LA LOCANDA DELLA FELICITA’

Valutazione
Accettabile, poetico***
Tematica
Amicizia, Avidità, Denaro, Handicap, Psicologia
Genere
Commedia
Regia
Zhang Yimou
Durata
106'
Anno di uscita
2002
Nazionalità
Cina
Titolo Originale
Happy times
Distribuzione
20th Century Fox Italia
Soggetto e Sceneggiatura
Gui Zi tratto da un racconto di Mo Yan
Musiche
San Bao
Montaggio
Zhai Ru

Orig.: Cina (2001) - Sogg.: tratto da un racconto di Mo Yan - Scenegg.: Gui Zi - Fotogr.(Panoramica/a colori): Hou Yong - Mus.: San Bao - Montagg.: Zhai Ru - Dur.: 106' - Produz.: Zhao Yu.

Interpreti e ruoli

Zhao Benshan (Zhao), Dong Jie (Wu Ying), Dong Lihua (la matrigna), Fu Biao (Fu), Li Xuejian (Li), Niu Ben (Niu)

Soggetto

Nullafacente e desideroso di trovare moglie, il cinquantenne Zhao crede di averla individuata in una donna molto decisa, che ha già un figlio (un ragazzino grasso) e una figliastra (Wu, una ragazza cieca). Per accettare il matrimonio, la donna pretende la somma di 50mila yuen. Zhao dice di averli, e subito si mette in giro per raccogliere la somma. Nessuno degli amici é in grado di aiutarlo, ma uno gli consiglia di rimettere in piedi un vecchio autobus inutilizzato e di affittarlo a coppie in cerca di intimità. La cosa sembra andare bene, e a Wu, Zhao fa credere di essere propritario di un albergo. Quando l'autobus viene sequestrato, la donna gli dice che non ha più intenzione di sposarsi, e inoltre gli affida Wu, che lei non può più mantenere. Zhao allora dice a Wu che può continuare a lavorare nel suo albergo, dove gli amici di lui si prestano per finta a farsi fare dei massaggi, pagando finchè possono. Anche questa finzione finisce. Per curare la cecità, Wu ha bisogno di 180mila yuan. Incapace di trovare soluzioni, Zhao é investito da un camion e finisce all'ospedale in rianimazione.

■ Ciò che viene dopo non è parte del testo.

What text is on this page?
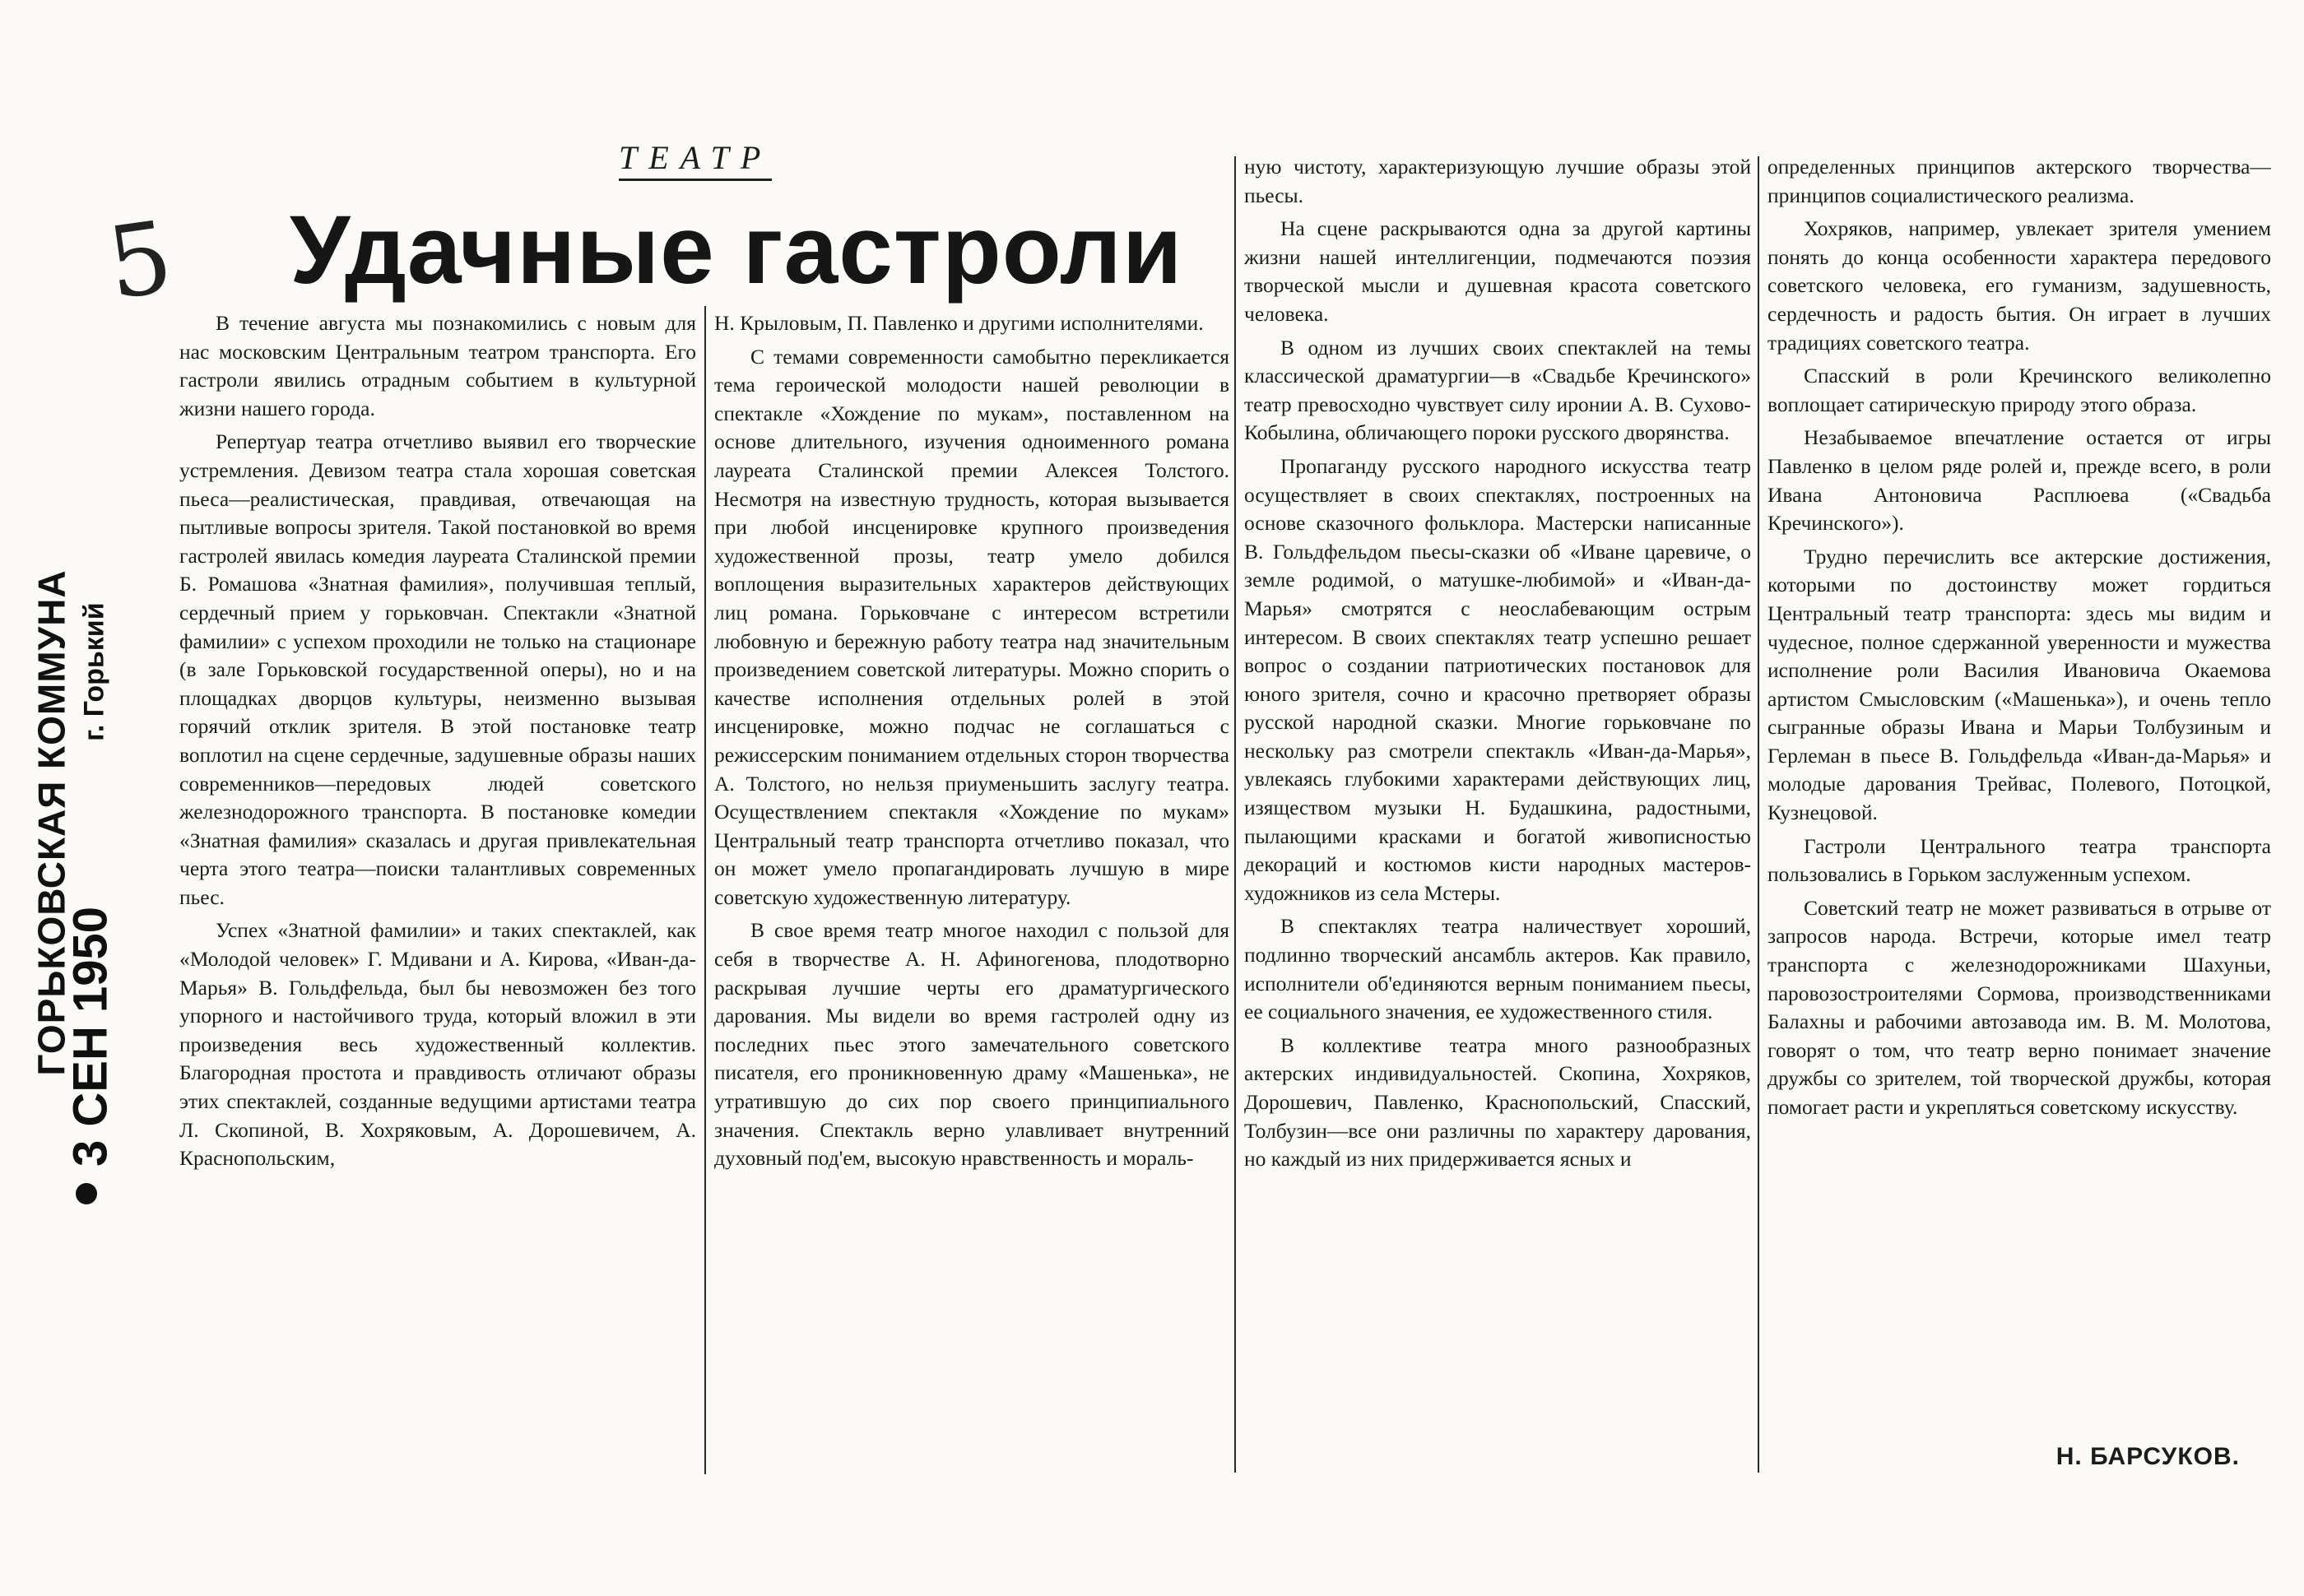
5
ГОРЬКОВСКАЯ КОММУНА г. Горький
3 СЕН 1950
ТЕАТР
Удачные гастроли

В течение августа мы познакомились с новым для нас московским Центральным театром транспорта. Его гастроли явились отрадным событием в культурной жизни нашего города.

Репертуар театра отчетливо выявил его творческие устремления. Девизом театра стала хорошая советская пьеса—реалистическая, правдивая, отвечающая на пытливые вопросы зрителя. Такой постановкой во время гастролей явилась комедия лауреата Сталинской премии Б. Ромашова «Знатная фамилия», получившая теплый, сердечный прием у горьковчан. Спектакли «Знатной фамилии» с успехом проходили не только на стационаре (в зале Горьковской государственной оперы), но и на площадках дворцов культуры, неизменно вызывая горячий отклик зрителя. В этой постановке театр воплотил на сцене сердечные, задушевные образы наших современников—передовых людей советского железнодорожного транспорта. В постановке комедии «Знатная фамилия» сказалась и другая привлекательная черта этого театра—поиски талантливых современных пьес.

Успех «Знатной фамилии» и таких спектаклей, как «Молодой человек» Г. Мдивани и А. Кирова, «Иван-да-Марья» В. Гольдфельда, был бы невозможен без того упорного и настойчивого труда, который вложил в эти произведения весь художественный коллектив. Благородная простота и правдивость отличают образы этих спектаклей, созданные ведущими артистами театра Л. Скопиной, В. Хохряковым, А. Дорошевичем, А. Краснопольским,

Н. Крыловым, П. Павленко и другими исполнителями.

С темами современности самобытно перекликается тема героической молодости нашей революции в спектакле «Хождение по мукам», поставленном на основе длительного, изучения одноименного романа лауреата Сталинской премии Алексея Толстого. Несмотря на известную трудность, которая вызывается при любой инсценировке крупного произведения художественной прозы, театр умело добился воплощения выразительных характеров действующих лиц романа. Горьковчане с интересом встретили любовную и бережную работу театра над значительным произведением советской литературы. Можно спорить о качестве исполнения отдельных ролей в этой инсценировке, можно подчас не соглашаться с режиссерским пониманием отдельных сторон творчества А. Толстого, но нельзя приуменьшить заслугу театра. Осуществлением спектакля «Хождение по мукам» Центральный театр транспорта отчетливо показал, что он может умело пропагандировать лучшую в мире советскую художественную литературу.

В свое время театр многое находил с пользой для себя в творчестве А. Н. Афиногенова, плодотворно раскрывая лучшие черты его драматургического дарования. Мы видели во время гастролей одну из последних пьес этого замечательного советского писателя, его проникновенную драму «Машенька», не утратившую до сих пор своего принципиального значения. Спектакль верно улавливает внутренний духовный под'ем, высокую нравственность и мораль-

ную чистоту, характеризующую лучшие образы этой пьесы.

На сцене раскрываются одна за другой картины жизни нашей интеллигенции, подмечаются поэзия творческой мысли и душевная красота советского человека.

В одном из лучших своих спектаклей на темы классической драматургии—в «Свадьбе Кречинского» театр превосходно чувствует силу иронии А. В. Сухово-Кобылина, обличающего пороки русского дворянства.

Пропаганду русского народного искусства театр осуществляет в своих спектаклях, построенных на основе сказочного фольклора. Мастерски написанные В. Гольдфельдом пьесы-сказки об «Иване царевиче, о земле родимой, о матушке-любимой» и «Иван-да-Марья» смотрятся с неослабевающим острым интересом. В своих спектаклях театр успешно решает вопрос о создании патриотических постановок для юного зрителя, сочно и красочно претворяет образы русской народной сказки. Многие горьковчане по нескольку раз смотрели спектакль «Иван-да-Марья», увлекаясь глубокими характерами действующих лиц, изяществом музыки Н. Будашкина, радостными, пылающими красками и богатой живописностью декораций и костюмов кисти народных мастеров-художников из села Мстеры.

В спектаклях театра наличествует хороший, подлинно творческий ансамбль актеров. Как правило, исполнители об'единяются верным пониманием пьесы, ее социального значения, ее художественного стиля.

В коллективе театра много разнообразных актерских индивидуальностей. Скопина, Хохряков, Дорошевич, Павленко, Краснопольский, Спасский, Толбузин—все они различны по характеру дарования, но каждый из них придерживается ясных и

определенных принципов актерского творчества—принципов социалистического реализма.

Хохряков, например, увлекает зрителя умением понять до конца особенности характера передового советского человека, его гуманизм, задушевность, сердечность и радость бытия. Он играет в лучших традициях советского театра.

Спасский в роли Кречинского великолепно воплощает сатирическую природу этого образа.

Незабываемое впечатление остается от игры Павленко в целом ряде ролей и, прежде всего, в роли Ивана Антоновича Расплюева («Свадьба Кречинского»).

Трудно перечислить все актерские достижения, которыми по достоинству может гордиться Центральный театр транспорта: здесь мы видим и чудесное, полное сдержанной уверенности и мужества исполнение роли Василия Ивановича Окаемова артистом Смысловским («Машенька»), и очень тепло сыгранные образы Ивана и Марьи Толбузиным и Герлеман в пьесе В. Гольдфельда «Иван-да-Марья» и молодые дарования Трейвас, Полевого, Потоцкой, Кузнецовой.

Гастроли Центрального театра транспорта пользовались в Горьком заслуженным успехом.

Советский театр не может развиваться в отрыве от запросов народа. Встречи, которые имел театр транспорта с железнодорожниками Шахуньи, паровозостроителями Сормова, производственниками Балахны и рабочими автозавода им. В. М. Молотова, говорят о том, что театр верно понимает значение дружбы со зрителем, той творческой дружбы, которая помогает расти и укрепляться советскому искусству.

Н. БАРСУКОВ.
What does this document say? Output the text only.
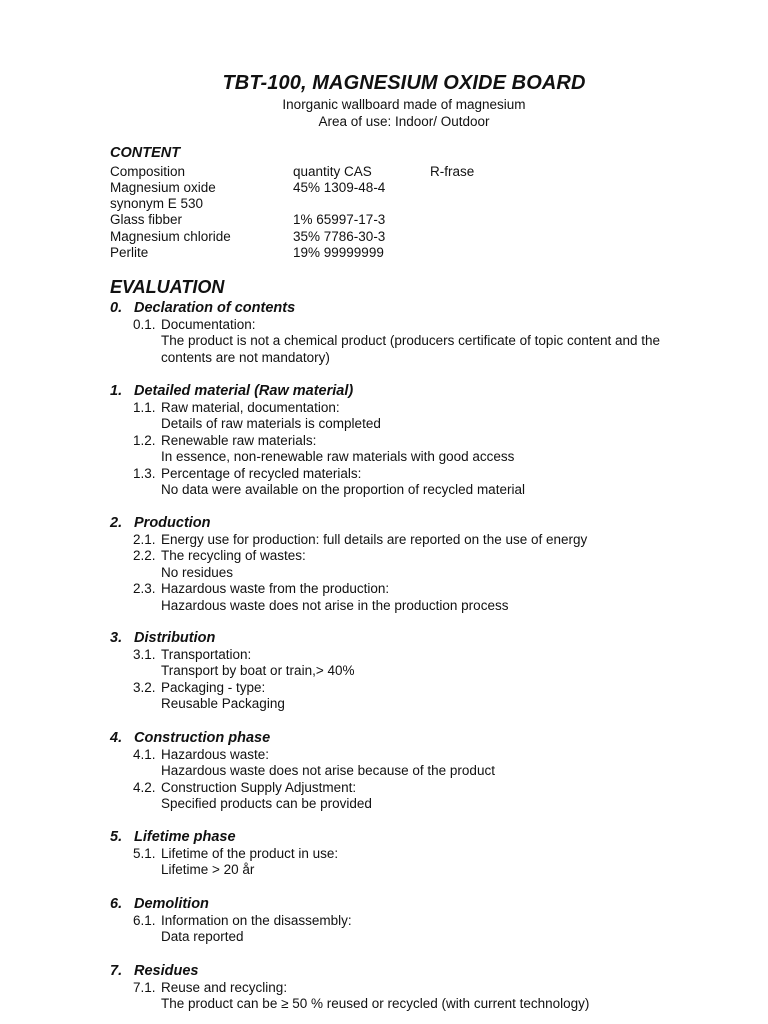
TBT-100, MAGNESIUM OXIDE BOARD
Inorganic wallboard made of magnesium
Area of use: Indoor/ Outdoor
CONTENT
Composition	quantity CAS	R-frase
Magnesium oxide	45% 1309-48-4
synonym E 530
Glass fibber	1% 65997-17-3
Magnesium chloride	35% 7786-30-3
Perlite	19% 99999999
EVALUATION
0. Declaration of contents
0.1. Documentation:
The product is not a chemical product (producers certificate of topic content and the
contents are not mandatory)
1. Detailed material (Raw material)
1.1. Raw material, documentation:
Details of raw materials is completed
1.2. Renewable raw materials:
In essence, non-renewable raw materials with good access
1.3. Percentage of recycled materials:
No data were available on the proportion of recycled material
2. Production
2.1. Energy use for production: full details are reported on the use of energy
2.2. The recycling of wastes:
No residues
2.3. Hazardous waste from the production:
Hazardous waste does not arise in the production process
3. Distribution
3.1. Transportation:
Transport by boat or train,> 40%
3.2. Packaging - type:
Reusable Packaging
4. Construction phase
4.1. Hazardous waste:
Hazardous waste does not arise because of the product
4.2. Construction Supply Adjustment:
Specified products can be provided
5. Lifetime phase
5.1. Lifetime of the product in use:
Lifetime > 20 år
6. Demolition
6.1. Information on the disassembly:
Data reported
7. Residues
7.1. Reuse and recycling:
The product can be ≥ 50 % reused or recycled (with current technology)
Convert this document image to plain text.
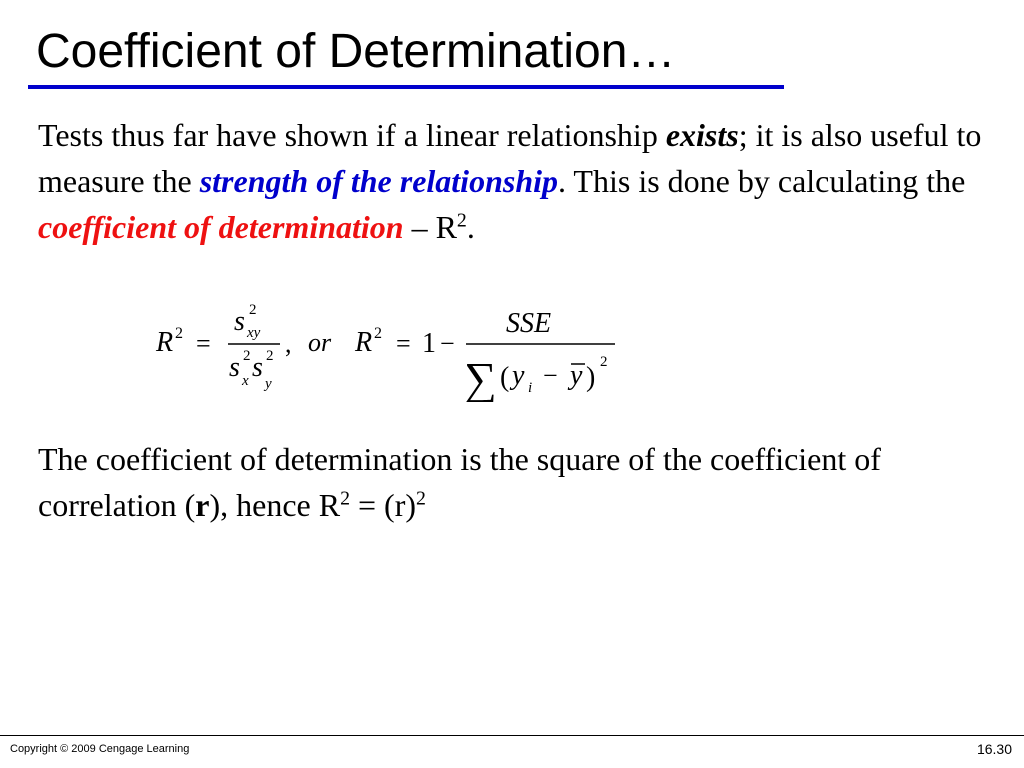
Coefficient of Determination…
Tests thus far have shown if a linear relationship exists; it is also useful to measure the strength of the relationship. This is done by calculating the coefficient of determination – $R^2$.
R 2 =
s 2
xy
s 2
x s 2
y
, or R 2 = 1 −
SSE
∑ ( y i − y ) 2
The coefficient of determination is the square of the coefficient of correlation (r), hence $R^2 = (r)^2$
Copyright © 2009 Cengage Learning	16.30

A casa gli amici ascoltano la registrazione del messaggio che Wu ha voluto lasciare a lui: aveva capito tutto ma la prova d'affetto dimostrata le servirà per andare avanti nella vita e, forse, guarire.

Valutazione Pastorale

Negli ultimi tempi Zhang Yimou, consapevole della propria bravura e soprattutto del credito acquisito presso il pubblico e la critica occidentali, si è adagiato su titoli non sempre riuscitissimi, talvolta ripetendo in parte racconti precedenti. Possiede tuttavia un'ispirazione che gli permette di costruire quasi sul niente operine ispirate e commoventi, fatte di piccoli tocchi, di avvenimenti minimi, di sentimenti insieme piccoli e universali. L'incontro tra due 'bisognosi' (lo stordito adulto e la ragazzina cieca) avviene e va avanti all'insegna di un reciproco arricchimento mai detto e mai esplicitato, concretizzato da gesti che restano nascosti, da parole dette sottotono. L'uomo come 'padre', la ragazza come 'figlia': la fotografia di una famiglia per caso in una Cina nel pieno dell'esplosione demografica, uno spicchio di Cina candido e delicato, un mondo che si muove tra realtà e finzione, dove si è costretti a non vedere o a far finta di essere ciechi. Un sonetto di delicatissima semplicità, un desiderio infantile di amore e di carità, una favola che è anche bugia e falsità. Dal punto di vista pastorale, il film è da valutare come accettabile, e senz'altro poetico. UTILIZZAZIONE: il film é da utilizzare in programmazione ordinaria, e da recuperare come ulteriore, piccola finestra aperta sull'immenso continente "Cina".